Un dialogo anche quello interreligioso oggi è impossibile, ma riaccendere la speranza è il dovere di tutte le comunità, ma ci vorrà molto tempo. Per comprendere l’abisso delle guerre in cui siamo scivolati tra la conta dei morti, dei feriti, delle persone in preda alla disperazione, dei troppi bimbi innocenti uccisi, e all’odio che avvelena ogni relazione, bisogna avere sensibilità cristiana nell’ascoltare le dure e realistiche parole del cardinale Pierbattista Pizzaballa, patriarca di Gerusalemme.
Le vie della pace
Dai luoghi del conflitto in Medio Oriente – ma si può dire lo stesso della guerra in Ucraina – il cardinale punto di riferimento dei cristiani in Palestina, è stato nei giorni scorsi in Spagna e poi Italia, a Lodi e ieri all’evento: “Le vie per fare la pace”, tenuto a Roma nella chiesa di Santa Maria in Cosmedin. Il cardinale ha portato la sua testimonianza, di come il precipizio scavato dai conflitti sia profondo. Ferita aperta ma non per questo rassegnarsi alla disumanità.
Le sofferenze delle persone
“Bisogna attendere qualche generazione”, sottolinea con amarezza il patriarca di Gerusalemme. Dovranno passare anni tra Israele e Palestina per riallacciare quei rapporti di dialogo che superino i rancori. È un’analisi cruda, priva di retorica perché riguarda anche le religioni di come oggi siano distanti nel trovare e dare forza a quanti sostengano le ragioni della pace. “Il dialogo tra cristiani, ebrei e musulmani è molto difficile”, spiega Pierbattista Pizzaballa “ognuno parla alla propria comunità”. Dentro questo contesto segnato da profonde divisioni i cristiani sono in profonda sofferenza. “La comunità cristiana è poca a Gaza, circa mille persone, tutti oggi senza casa che vivono tra le chiese e le scuola. In Cisgiordania ci sono circa 50mila cristiani, soprattutto nella zona di Betlemme”. Ci si può chiedere come avvicinare la pace a questa situazione?
Arginare l’odio è possibile
La risposta del patriarca di Gerusalemme ci rattrista perché è vera ma nel contempo nutre speranze. “Ora si deve cercare di arginare la deriva di odio, partendo magari dal linguaggio”. Nel frattempo, indica Pizzaballa creare occasioni per ricostruire la fiducia con gesti sul territorio, costruire momenti di incontro. La conclusione dell’intervento suona come un monito rivolto agli stessi uomini. “Le guerre non nascono da chi fabbrica le armi ma dal cuore dell’uomo, ci sarà sempre nella storia del mondo la volontà di sopraffazione”.
Non tutto è perduto
Il mondo è diventato molto più insicuro e sappiamo bene i rischi che corriamo.
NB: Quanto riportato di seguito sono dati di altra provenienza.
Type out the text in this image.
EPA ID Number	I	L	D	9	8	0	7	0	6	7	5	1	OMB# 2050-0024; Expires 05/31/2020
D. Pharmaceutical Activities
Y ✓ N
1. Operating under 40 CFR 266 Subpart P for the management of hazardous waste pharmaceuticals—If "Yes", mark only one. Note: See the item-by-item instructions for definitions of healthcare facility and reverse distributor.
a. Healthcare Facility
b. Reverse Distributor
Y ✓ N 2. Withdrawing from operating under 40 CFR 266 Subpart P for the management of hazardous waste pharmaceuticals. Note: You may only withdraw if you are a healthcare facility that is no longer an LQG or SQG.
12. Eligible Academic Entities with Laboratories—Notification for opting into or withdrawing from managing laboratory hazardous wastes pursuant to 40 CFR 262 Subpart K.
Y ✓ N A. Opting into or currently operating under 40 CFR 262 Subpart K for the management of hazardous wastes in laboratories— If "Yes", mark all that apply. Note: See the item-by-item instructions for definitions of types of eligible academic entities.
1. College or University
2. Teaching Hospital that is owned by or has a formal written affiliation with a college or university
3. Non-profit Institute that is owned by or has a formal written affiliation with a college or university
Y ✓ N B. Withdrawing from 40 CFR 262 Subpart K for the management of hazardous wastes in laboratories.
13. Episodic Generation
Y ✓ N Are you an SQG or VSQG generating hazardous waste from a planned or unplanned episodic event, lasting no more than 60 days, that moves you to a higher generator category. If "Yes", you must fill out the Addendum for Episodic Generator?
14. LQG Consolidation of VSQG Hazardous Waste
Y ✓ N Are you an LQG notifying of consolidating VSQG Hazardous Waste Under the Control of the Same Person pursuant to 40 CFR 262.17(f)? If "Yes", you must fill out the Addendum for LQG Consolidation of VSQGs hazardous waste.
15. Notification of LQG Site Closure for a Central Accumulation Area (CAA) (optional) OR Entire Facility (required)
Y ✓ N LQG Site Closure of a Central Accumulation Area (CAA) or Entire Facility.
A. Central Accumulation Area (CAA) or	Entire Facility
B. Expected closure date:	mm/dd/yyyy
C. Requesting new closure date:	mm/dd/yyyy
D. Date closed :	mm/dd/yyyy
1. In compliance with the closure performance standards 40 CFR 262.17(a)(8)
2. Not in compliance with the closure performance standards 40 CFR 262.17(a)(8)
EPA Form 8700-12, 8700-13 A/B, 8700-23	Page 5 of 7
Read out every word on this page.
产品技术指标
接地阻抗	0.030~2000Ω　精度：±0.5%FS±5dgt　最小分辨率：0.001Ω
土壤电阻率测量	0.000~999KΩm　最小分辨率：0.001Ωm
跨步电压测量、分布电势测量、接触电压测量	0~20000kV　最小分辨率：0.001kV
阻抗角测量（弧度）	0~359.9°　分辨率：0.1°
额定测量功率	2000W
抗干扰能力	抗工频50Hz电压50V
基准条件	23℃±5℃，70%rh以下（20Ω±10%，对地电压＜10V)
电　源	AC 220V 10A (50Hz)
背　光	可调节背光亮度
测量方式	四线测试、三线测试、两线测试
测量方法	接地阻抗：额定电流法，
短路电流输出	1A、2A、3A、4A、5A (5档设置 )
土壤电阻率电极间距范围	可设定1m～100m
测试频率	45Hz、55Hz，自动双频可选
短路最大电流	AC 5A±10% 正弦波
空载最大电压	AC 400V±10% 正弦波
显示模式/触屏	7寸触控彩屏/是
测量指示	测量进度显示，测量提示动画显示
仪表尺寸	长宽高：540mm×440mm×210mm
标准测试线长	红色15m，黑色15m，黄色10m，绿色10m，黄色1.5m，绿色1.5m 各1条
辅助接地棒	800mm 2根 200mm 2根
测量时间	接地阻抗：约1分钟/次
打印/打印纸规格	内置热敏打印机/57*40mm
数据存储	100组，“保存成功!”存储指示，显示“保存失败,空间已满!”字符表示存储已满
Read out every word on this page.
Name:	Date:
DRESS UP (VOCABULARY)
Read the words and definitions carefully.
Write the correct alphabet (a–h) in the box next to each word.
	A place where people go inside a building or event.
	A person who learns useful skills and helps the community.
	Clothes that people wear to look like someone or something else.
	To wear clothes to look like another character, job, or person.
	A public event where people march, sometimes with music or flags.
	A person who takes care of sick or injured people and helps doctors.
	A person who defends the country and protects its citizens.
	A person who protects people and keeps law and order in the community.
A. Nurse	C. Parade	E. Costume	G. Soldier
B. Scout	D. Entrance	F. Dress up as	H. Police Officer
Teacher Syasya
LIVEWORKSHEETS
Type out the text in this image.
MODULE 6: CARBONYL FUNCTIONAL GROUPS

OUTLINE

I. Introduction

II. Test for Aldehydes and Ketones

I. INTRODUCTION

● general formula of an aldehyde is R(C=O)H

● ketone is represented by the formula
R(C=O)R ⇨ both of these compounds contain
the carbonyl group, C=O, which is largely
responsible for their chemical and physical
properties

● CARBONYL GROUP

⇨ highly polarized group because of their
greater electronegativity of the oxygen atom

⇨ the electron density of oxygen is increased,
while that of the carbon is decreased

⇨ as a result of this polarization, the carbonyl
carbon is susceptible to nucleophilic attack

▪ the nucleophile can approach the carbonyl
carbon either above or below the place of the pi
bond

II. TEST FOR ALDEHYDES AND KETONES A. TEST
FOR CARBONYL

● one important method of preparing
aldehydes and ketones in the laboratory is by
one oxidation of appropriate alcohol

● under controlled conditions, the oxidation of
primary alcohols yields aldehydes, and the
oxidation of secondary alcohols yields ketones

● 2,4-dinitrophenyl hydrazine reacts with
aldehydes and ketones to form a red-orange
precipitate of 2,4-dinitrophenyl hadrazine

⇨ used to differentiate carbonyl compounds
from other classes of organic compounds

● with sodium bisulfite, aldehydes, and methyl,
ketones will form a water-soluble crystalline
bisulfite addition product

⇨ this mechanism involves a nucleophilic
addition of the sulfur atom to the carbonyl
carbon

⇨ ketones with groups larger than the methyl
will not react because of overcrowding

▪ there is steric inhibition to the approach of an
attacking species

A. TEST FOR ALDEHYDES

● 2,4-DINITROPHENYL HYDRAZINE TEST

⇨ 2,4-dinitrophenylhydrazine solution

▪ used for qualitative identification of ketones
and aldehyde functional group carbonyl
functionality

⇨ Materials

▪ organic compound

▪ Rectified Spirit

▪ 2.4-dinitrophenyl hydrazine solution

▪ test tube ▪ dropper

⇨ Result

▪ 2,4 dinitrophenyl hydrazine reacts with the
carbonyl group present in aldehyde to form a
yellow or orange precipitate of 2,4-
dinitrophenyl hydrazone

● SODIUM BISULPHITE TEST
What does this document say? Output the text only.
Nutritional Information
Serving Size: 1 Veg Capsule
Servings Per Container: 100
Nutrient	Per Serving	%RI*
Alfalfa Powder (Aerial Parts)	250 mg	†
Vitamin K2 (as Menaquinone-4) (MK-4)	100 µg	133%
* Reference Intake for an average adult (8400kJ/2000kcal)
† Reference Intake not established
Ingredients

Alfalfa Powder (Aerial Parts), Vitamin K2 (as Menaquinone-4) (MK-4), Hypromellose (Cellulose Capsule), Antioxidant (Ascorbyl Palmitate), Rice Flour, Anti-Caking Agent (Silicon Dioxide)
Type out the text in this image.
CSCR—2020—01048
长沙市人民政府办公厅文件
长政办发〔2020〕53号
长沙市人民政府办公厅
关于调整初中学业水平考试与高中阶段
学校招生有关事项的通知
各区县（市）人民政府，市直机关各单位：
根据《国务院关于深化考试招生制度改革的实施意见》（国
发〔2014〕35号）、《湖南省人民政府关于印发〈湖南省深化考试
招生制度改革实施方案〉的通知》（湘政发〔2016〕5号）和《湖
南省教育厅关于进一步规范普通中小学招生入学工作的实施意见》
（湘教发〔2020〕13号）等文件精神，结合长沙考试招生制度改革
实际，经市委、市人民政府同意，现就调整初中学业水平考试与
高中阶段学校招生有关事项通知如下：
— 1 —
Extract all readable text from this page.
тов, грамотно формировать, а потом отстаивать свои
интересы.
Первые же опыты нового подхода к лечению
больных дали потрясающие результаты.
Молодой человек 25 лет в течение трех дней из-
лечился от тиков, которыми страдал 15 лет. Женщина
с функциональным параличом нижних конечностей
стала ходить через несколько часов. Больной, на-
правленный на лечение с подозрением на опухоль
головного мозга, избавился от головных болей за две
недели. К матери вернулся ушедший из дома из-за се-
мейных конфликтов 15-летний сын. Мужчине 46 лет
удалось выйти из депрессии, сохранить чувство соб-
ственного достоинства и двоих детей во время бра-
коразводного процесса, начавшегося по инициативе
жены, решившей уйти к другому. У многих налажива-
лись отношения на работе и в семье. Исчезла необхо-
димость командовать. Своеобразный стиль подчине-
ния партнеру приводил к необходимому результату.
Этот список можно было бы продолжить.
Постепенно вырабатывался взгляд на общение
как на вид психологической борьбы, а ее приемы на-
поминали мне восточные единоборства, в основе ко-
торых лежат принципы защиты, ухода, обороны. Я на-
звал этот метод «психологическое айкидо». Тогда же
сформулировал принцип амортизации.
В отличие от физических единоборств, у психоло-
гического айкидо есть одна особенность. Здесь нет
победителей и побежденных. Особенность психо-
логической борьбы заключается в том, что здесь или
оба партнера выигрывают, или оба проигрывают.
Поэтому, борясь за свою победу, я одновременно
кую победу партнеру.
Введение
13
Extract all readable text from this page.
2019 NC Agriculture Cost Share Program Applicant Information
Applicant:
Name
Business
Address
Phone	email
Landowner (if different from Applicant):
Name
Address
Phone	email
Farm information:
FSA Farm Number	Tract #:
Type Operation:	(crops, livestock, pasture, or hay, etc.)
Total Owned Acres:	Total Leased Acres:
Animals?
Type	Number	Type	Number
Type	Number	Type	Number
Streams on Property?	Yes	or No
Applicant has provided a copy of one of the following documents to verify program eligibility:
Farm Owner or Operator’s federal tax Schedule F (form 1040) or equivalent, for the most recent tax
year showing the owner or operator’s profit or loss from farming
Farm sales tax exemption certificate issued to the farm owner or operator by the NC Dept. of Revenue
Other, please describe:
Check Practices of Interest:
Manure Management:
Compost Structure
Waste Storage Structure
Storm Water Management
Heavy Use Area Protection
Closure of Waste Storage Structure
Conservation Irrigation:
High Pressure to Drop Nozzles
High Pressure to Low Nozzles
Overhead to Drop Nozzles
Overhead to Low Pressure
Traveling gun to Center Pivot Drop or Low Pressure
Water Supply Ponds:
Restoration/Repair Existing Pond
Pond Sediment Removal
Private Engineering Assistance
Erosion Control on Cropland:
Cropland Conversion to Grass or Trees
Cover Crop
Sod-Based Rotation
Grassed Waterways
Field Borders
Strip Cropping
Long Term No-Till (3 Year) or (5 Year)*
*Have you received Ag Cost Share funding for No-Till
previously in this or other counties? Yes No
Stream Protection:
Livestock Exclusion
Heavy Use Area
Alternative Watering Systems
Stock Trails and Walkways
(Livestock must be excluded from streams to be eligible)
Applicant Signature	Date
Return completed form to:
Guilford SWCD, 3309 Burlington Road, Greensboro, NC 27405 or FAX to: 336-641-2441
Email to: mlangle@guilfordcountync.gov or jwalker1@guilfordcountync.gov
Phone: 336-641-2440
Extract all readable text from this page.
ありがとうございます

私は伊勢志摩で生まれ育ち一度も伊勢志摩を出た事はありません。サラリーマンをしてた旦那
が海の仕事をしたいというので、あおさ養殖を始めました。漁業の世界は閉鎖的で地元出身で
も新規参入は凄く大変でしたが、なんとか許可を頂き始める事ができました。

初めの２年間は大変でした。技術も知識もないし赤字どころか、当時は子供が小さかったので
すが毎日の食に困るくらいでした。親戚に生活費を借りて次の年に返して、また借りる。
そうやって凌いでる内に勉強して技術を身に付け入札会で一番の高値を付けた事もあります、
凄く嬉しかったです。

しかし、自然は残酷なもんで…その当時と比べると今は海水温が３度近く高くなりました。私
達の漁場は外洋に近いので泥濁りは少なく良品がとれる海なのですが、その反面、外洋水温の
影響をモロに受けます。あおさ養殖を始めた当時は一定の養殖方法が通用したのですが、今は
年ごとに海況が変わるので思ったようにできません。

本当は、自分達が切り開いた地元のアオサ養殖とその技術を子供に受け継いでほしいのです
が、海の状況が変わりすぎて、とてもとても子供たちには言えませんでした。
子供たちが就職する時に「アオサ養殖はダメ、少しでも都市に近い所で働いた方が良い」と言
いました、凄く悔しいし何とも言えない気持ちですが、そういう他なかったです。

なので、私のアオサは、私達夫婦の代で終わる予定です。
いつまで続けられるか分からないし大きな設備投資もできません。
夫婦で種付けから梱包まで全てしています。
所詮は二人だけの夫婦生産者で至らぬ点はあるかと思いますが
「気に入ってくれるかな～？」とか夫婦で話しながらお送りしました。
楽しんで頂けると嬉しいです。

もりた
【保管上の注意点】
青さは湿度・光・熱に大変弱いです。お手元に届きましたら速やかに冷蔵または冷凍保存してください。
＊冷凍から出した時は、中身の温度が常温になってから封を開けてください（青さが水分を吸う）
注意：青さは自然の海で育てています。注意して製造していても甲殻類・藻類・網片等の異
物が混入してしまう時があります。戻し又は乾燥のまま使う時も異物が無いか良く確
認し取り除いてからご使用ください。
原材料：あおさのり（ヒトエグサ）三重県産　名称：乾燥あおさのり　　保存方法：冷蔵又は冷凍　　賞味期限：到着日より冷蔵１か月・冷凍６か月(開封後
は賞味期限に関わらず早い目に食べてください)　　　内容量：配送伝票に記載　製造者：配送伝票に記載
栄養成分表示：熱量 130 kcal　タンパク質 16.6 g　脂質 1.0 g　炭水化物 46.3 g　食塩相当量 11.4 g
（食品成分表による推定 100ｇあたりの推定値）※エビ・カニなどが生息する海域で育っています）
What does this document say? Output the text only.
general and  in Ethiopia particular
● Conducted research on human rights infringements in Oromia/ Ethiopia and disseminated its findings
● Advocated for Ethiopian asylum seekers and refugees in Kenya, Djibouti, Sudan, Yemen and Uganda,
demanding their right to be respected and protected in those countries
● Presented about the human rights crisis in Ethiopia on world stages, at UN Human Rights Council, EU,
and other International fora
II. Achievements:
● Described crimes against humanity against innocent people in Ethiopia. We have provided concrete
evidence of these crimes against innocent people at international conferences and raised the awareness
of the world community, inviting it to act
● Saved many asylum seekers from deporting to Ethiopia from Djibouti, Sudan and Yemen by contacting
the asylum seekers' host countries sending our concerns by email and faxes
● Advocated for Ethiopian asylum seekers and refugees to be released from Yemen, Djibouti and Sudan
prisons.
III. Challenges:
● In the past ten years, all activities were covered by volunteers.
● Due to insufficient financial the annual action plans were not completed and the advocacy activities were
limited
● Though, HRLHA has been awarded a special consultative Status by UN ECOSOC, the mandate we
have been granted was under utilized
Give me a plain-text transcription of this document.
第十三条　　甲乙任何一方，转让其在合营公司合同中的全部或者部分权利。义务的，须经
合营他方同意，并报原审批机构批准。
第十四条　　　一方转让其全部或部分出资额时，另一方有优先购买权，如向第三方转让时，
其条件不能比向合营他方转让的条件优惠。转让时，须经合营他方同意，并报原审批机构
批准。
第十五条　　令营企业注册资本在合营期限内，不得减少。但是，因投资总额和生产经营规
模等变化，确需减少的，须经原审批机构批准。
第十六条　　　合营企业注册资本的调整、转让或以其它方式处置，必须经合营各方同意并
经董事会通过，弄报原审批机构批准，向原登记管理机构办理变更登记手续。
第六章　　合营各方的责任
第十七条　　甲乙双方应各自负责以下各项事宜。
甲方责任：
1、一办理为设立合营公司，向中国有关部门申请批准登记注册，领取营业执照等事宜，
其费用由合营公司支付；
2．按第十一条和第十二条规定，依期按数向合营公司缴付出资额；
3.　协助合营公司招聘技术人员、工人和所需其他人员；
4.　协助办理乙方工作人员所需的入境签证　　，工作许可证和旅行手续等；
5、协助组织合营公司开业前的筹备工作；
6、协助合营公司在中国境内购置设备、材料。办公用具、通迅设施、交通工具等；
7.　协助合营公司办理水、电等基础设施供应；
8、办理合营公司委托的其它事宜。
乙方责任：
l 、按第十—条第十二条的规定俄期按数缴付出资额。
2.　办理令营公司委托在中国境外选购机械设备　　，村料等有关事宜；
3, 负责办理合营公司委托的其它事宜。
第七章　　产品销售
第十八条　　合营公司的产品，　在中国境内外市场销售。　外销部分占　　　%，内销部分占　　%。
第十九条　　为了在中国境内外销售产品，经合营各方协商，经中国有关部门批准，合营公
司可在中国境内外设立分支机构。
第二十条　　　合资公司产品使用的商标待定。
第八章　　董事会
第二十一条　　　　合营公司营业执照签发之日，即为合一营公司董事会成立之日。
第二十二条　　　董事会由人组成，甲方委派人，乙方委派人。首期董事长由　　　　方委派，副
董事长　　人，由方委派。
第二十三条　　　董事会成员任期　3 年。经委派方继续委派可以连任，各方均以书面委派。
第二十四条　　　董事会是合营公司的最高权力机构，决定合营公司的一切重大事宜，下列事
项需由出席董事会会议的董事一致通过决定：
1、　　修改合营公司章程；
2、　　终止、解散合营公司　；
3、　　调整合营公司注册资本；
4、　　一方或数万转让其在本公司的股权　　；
Possiamo, tuttavia, seguire ancora le riflessioni del patriarca di Gerusalemme. “In Terra Santa non più possibili soluzioni temporanee. Né per gli israeliani né per palestinesi”. In questo desiderio di stabilità emerge un filo di luce. Perché ricorda il Pizzaballa – e noi con lui -, che ci sono persone che, nonostante sperimentino “l’odio musulmano, ebraico e cristiano, vogliono vivere un’altra vita”. Persone che mettono a rischio la propria vita per aiutare gli altri a Gaza e in Cisgiordania in modo che “gli altri si possano salvare”. Finché c’è qualcuno che dà la vita per gli altri vuol dire che in Terrasanta non tutto è perduto.